Şehirlerimizin yeniden düzenlenmesi gündeme gelmişken biz de Dünyabizim olarak, şehir meselesine ayrı bir başlık açalım istedik. Birkaç farklı başlık altında, şehre temas eden konulara değineceğimiz bu dizimizde, şehir uzmanları, mimarlar yahut şehre bakan değil şehri “gören”, “okuyabilen” insanlarla söyleşiler ve soruşturmalar yapmak, şehre temas eden kitapları bu dikkatle belki tekrardan değerlendirmek ve bu konuda yer yer ufak yer yer derinlemesine konulara temas eden yazılar yayınlamaya niyetlendik.
Bu kapsamda Mustafa Kara, yaptığımız soruşturmaya cevap verdi.
Bursa’nın en çok neyini/ neresini seviyorsunuz? Bu yer/lere ne sıklıkta gidebiliyorsunuz?
Güzel sesi, güzel sözü ve güzel hattı bir araya getiren Ulucami’yi.
Yaşadığınız şehirle kurduğunuz ilişkiyi kısaca anlatır mısınız? Kurduğunuz bu ilişkiye etkileyen “unsurlar” nelerdir?
Otuz beş senedir tarihî bir şehirde yaşama imkanını lütfetti Rabbim. Bu beni mutlu ediyor. Fakat tarihi dokuyu rant uğruna katledenler üzüyor.
Siz Bursa’nın “neresindeniz”?
Buhara - Bursa - Bosna’nın tam ortasındayım. Bazen doğuya, bazen batıya bakıyorum.
Bulunduğunuz muhitin değişim/ dönüşüm hikâyesine dair hafızanızda neler var? Geriye dönüp baktığınızda meydana gelen değişimler/ farklılaşmalar sizde nasıl bir duygu uyandırıyor?
Ülkemizde özellikle son 40 yılda betonlaşma aşkı cahil yetkililerin desteğiyle zirveye ulaştı. Bu kasırga devam ediyor. ‘Göz boyamak’ için bazı şeyler varsa da umut vermiyor.
Bir sabah uyandığınızda şehirde neler kaybolsa üzülür, neler kaybolsa sevinirsiniz?
Bütün tarihi evlere büyük bir afiş asmak istiyorum: “Benim de Yaşama Hakkım Var”.
Yaşadığınız şehre kendinizi ait hissediyor musunuz? Sizi bu şehre ne bağlıyor ve ne uzaklaştırıyor?

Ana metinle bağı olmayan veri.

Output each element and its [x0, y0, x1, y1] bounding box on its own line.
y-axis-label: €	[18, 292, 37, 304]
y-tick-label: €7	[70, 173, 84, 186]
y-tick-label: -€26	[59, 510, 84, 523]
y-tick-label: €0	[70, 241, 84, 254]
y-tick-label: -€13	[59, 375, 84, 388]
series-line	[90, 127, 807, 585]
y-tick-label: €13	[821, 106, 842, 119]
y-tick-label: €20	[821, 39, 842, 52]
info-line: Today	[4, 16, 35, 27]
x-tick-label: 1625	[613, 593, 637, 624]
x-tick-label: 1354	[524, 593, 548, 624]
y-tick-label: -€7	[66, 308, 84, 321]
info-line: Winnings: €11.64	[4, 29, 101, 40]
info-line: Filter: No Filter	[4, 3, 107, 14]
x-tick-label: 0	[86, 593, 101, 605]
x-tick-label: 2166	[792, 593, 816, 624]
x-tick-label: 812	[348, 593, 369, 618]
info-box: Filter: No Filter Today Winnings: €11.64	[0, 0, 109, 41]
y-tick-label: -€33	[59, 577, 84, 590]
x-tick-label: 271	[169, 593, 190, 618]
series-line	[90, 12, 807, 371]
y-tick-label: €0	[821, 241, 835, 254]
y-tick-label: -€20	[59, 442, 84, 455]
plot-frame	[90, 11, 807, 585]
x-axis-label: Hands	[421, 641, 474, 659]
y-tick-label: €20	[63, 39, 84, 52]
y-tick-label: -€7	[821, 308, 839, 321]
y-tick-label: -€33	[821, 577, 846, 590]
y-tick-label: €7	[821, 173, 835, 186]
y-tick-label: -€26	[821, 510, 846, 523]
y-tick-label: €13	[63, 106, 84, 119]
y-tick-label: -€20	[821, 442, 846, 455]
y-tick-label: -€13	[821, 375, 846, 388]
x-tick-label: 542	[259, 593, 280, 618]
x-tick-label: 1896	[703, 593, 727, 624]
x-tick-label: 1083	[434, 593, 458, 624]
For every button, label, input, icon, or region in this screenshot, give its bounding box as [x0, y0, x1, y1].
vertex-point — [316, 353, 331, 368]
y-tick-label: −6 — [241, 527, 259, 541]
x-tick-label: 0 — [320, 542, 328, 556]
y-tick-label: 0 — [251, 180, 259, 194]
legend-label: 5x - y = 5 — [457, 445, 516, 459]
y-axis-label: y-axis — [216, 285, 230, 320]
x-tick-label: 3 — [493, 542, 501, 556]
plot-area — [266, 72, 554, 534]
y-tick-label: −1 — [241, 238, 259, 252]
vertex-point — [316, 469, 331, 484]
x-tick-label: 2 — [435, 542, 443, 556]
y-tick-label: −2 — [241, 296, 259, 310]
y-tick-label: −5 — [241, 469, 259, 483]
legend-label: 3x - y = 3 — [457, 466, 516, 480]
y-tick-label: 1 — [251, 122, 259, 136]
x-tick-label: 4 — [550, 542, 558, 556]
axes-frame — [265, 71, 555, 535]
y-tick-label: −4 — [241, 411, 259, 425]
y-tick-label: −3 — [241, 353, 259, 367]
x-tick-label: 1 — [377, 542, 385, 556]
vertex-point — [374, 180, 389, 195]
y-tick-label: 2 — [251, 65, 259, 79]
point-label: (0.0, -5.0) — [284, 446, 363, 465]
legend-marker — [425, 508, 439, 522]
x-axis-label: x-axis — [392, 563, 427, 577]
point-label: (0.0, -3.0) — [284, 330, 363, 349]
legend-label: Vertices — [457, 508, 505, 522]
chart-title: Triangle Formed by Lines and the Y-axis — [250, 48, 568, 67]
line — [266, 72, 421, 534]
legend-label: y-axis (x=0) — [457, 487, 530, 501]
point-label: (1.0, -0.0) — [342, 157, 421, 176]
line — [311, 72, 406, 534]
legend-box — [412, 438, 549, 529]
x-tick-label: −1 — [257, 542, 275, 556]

Ömrümün çoğu Bursa’da geçti, kader. Buna ben karar vermedim. Karardan memnunum. Dostlar olmasa hiçbir şeyin tadı yok. Dostlar sağ olsun.
Bursa’da yaşamasaydınız nerede yaşamak isterdiniz?
Tabii ki Anbet’te. Anbet benim maskat-ı re’simdir, yani doğum yerim. O kulübede olmak isterdim. Oradaki tabiî hayatı özlüyorum.
Yaşadığınız şehre baktığınızda gördüğünüz bütün insani etkinlikler, şehrin genelinde yürütülen faaliyetleri düşündüğünüzde, neyin yavaşlamasını ve neyin hızlanması isterdiniz?
Zihniyetimiz değişmeli. Lüzumsuz işlerdeki hızımız sebebiyle birçok çam deviriyoruz. Kendimize gelmemiz için yavaşlamak, hatta durmak ve düşünmek gerekir.
Bursa’ya dair bir film çekseniz konunuz ne olurdu? Bursa’ya dair bir film çekseydiniz ilk sahne nereden başlardı?
Bursa’yı 1326’da fetheden fatihlerin alçakgönüllülüğüne vurgu yapan bir sahne ile başlamak isterdim. Çünkü ordular toprakları fetheder, halbuki fetihler gönüllerde gerçekleşir. Bunun da şifresi tevazudur.